About the lecture: You have no doubt heard about garbage patches and plastic pollution in the world’s oceans and in our rivers. Have you considered what happens to plastic as it degrades in the environment? Sun, wind, water and even pavement contribute to the rapid weathering of plastic containers, films and other items in the outdoors, creating an anthropogenic dust pool of small particles, fragments and fibers. In many ways plastic items leave a trail wherever they have been discarded. Even if plastic trash is collected, this trail can easily be observed and may pose impacts to wildlife and even human health.
As plastic pieces get smaller and smaller their properties change. Changes in shape and size make it easier for plastic to be ingested or inhaled by fish and small animals.

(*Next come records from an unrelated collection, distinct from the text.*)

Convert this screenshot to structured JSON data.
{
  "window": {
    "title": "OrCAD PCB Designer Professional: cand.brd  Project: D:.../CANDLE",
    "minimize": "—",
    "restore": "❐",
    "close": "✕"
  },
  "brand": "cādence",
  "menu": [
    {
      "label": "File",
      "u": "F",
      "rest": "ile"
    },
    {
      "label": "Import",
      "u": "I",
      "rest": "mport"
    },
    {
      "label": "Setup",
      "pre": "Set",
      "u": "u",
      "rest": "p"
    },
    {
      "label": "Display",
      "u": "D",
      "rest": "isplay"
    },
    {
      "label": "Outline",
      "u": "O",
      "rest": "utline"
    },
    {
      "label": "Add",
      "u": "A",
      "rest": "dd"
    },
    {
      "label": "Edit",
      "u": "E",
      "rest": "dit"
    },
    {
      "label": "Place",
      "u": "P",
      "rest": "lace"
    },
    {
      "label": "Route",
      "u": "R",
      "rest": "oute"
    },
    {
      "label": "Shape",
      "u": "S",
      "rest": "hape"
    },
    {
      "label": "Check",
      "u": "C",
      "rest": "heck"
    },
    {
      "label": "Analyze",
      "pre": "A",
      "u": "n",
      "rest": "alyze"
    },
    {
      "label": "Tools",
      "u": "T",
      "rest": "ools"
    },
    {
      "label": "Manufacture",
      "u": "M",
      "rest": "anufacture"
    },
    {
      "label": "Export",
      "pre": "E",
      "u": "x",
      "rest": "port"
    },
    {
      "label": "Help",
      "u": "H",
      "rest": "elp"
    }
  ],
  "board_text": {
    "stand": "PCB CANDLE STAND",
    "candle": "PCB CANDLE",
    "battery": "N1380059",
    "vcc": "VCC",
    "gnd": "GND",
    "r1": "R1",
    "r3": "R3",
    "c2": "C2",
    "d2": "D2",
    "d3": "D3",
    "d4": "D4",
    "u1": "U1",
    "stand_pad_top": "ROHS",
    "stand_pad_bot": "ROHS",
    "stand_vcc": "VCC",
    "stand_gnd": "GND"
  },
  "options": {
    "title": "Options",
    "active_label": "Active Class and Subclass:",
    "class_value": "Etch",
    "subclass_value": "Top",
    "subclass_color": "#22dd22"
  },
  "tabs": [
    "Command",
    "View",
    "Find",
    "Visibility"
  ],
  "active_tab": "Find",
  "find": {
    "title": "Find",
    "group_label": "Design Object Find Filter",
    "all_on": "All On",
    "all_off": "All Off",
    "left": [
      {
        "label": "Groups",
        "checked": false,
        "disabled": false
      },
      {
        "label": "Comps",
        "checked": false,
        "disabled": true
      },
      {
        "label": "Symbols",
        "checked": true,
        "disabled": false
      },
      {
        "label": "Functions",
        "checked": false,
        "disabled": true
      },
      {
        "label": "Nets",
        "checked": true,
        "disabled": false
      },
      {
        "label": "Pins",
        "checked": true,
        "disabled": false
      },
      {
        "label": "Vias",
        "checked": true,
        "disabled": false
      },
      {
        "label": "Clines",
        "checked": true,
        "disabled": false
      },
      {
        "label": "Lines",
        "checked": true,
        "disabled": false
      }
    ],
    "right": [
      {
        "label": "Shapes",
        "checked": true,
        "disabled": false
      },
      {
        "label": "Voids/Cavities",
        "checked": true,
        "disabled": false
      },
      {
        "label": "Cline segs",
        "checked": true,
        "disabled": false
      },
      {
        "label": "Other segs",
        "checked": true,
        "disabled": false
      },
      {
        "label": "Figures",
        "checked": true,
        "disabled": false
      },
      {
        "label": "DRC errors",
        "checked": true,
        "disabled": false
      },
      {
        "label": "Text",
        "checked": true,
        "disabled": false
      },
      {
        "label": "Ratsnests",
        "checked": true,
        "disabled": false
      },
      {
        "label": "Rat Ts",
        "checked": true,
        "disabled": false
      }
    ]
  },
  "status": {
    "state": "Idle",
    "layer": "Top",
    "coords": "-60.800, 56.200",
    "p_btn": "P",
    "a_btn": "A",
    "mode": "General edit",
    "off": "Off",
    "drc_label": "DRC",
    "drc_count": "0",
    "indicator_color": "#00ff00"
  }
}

The implications of plastic intake are almost completely unknown and yet our research continues to show the occurrence of plastic particles in water, soil (sediment) and in animals. Beyond this, microplastic particles not only contain chemical additives but they also react with hydrophobic chemicals in the environment. Our analyses have shown chemical contamination both on plastic pieces and within animal tissue.
Our team uses state of the art micro-spectroscopy and analytical chemistry techniques to verify claims of microplastic exposure. Our goal is also to evaluate the many recent findings about microplastics in the environment to create a representative picture of this wide-ranging problem. Working with multiple public and private partners, we hope to inform decisions on plastic distribution and disposal around the world, stemming the tide of plastic pollution.
About the speaker: For over 20 years, Harry Allen has been a leader in field response to environmental pollution problems ranging from local oil spills to large-scale natural disasters. As part of this portfolio, he has worked to develop the definitive methodologies for characterizing microplastic pollution in environmental samples. Harry has lead multiple field studies in microplastic pollution and maintains a public-private network devoted to applying pollution science to microplastic detection and reduction strategies. He has a BS from Rutgers University and an MS from the University of San Francisco where he served as adjunct faculty.